Потом поля кончились. Дорога стала ровнее, шире. Вдали отсвечивали серебром серые стены Нилама, и запах морского ветра уже ощущался в горячем воздухе.

Дигон пришпорил коня. От жары оба размякли; сон - тяжелый, тягучий сковывал веки, запутывал мысли, и аккериец, вопреки первоначальному намерению не останавливаться до тех пор, пока есть провизия и вода, решил завернуть в харчевню, дабы подкрепить силы спокойным сном под крышей.

Плата за въезд в Нилам была несравнимо выше, чем во всех других городах света, и взимали её стражники строгие, норовящие взять с гостя богатого купца ли, бедного путника ли, все равно - ещё сверх положенного законом. Обыкновенно люди безропотно платили: все знают, что власть не переспорить. Но аккериец был не из таких. Швырнув на поднос три золотых, он ногой оттолкнул вцепившегося в повод толстяка в доспехах и спокойно въехал в город. Вслед ему неслась брань, караульные грозили всевозможными напастями и призывали Адониса поразить наглеца громом и молнией, но Дигон и не думал останавливаться. Он не сомневался, что у Адониса есть дела и поважнее расправы с ним, а на гнев стражников ему вообще было наплевать. Корысть должна быть наказуема, так считал он, и - наказал её сейчас, заплатив за въезд ровно столько, сколько полагал достаточным.

Таверну "Толстяк Шаккон" аккериец заметил издалека. Вывеска над дверью, высотой чуть не в человеческий рост, привлекала яркими красками; по бокам её, раскорячившись, стояли две деревянные фигуры, изображающие самого Шаккона с большой кружкой пива в руке и его супругу с метлой - огромными животами они касались друг друга; зазывала - чернявый оборванный мальчишка - пронзительно верещал, приглашая посетителей, хватал прохожих за руки и, когда они брезгливо отпихивали его, подбегал к другим, надеясь, наверное, что эти окажутся более сговорчивыми.

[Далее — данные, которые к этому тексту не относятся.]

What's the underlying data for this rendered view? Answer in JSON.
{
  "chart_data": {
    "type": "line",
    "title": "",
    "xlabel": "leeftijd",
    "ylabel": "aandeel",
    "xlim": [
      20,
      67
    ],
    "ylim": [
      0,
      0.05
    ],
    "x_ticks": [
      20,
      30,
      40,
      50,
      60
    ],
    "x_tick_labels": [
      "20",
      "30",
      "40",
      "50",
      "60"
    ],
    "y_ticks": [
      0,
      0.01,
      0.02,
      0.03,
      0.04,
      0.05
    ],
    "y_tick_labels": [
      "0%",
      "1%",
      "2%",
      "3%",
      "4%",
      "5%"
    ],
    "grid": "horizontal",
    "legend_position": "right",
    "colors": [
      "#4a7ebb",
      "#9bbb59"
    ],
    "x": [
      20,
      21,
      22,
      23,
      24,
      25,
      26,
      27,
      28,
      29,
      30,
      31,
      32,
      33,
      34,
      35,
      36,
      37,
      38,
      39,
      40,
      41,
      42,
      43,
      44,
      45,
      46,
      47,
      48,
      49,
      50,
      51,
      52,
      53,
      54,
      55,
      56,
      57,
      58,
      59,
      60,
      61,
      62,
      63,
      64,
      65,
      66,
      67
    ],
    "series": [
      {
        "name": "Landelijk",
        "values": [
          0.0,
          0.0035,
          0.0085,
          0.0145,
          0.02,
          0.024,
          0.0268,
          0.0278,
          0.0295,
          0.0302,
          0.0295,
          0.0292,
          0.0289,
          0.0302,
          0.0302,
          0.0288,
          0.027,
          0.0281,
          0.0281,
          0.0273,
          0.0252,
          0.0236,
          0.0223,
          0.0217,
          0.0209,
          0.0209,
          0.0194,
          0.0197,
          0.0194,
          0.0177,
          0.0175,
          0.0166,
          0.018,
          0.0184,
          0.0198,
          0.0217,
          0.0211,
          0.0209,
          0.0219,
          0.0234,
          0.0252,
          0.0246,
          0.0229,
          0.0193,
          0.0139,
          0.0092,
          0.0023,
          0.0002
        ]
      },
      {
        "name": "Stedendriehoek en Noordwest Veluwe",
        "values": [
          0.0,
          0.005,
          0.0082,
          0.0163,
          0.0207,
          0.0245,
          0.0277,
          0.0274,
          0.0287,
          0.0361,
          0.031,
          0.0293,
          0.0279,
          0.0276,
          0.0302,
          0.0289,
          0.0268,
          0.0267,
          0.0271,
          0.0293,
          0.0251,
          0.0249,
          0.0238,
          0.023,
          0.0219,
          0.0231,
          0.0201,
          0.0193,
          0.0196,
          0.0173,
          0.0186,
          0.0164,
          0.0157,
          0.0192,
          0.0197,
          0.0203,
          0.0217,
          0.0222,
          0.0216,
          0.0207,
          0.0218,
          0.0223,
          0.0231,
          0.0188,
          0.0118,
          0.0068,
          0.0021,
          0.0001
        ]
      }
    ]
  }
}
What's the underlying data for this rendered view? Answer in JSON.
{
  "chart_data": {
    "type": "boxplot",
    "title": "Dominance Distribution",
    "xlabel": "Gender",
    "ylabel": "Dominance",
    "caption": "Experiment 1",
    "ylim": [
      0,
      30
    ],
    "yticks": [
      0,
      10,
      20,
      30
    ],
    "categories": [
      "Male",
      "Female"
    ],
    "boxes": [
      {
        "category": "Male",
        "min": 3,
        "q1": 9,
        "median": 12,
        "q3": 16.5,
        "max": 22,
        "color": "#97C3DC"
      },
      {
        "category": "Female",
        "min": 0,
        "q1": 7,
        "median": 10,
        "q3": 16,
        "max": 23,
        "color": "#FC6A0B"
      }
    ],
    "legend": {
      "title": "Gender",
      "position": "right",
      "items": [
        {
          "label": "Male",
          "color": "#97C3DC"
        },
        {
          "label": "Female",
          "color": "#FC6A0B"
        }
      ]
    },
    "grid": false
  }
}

Дигон дал оборванцу золотой только за то, чтоб тот молчал все время, пока он будет в таверне, бросил ему повод, повелев смотреть за конем в оба глаза, и вошел внутрь.

Посетителей здесь было мало. Пара заезжих - белобрысых, разодетых в серебро да золото, полупьяных купцов, затем трое местных из крестьян, и стражник, обильно орошающий черную курчавую бороду свою жидким светлым пивом.

Аккериец поглядел на него, поморщился. Что ж, если у хозяина не найдется пива покрепче, он выпьет то, что имеется у него в дорожном мешке, но жареного барана он желает свежего, горячего, только что с вертела.

Дважды повторять ему не пришлось. То ли внушительного размера меч нового гостя показался толстяку Шаккону (а хозяином был именно он) вполне убедительным аргументом, то ли его же зычный хрипловатый голос проник к самым глубинам рыхлого сердца, но баран был подан тут же, и как раз такой, какой и требовался.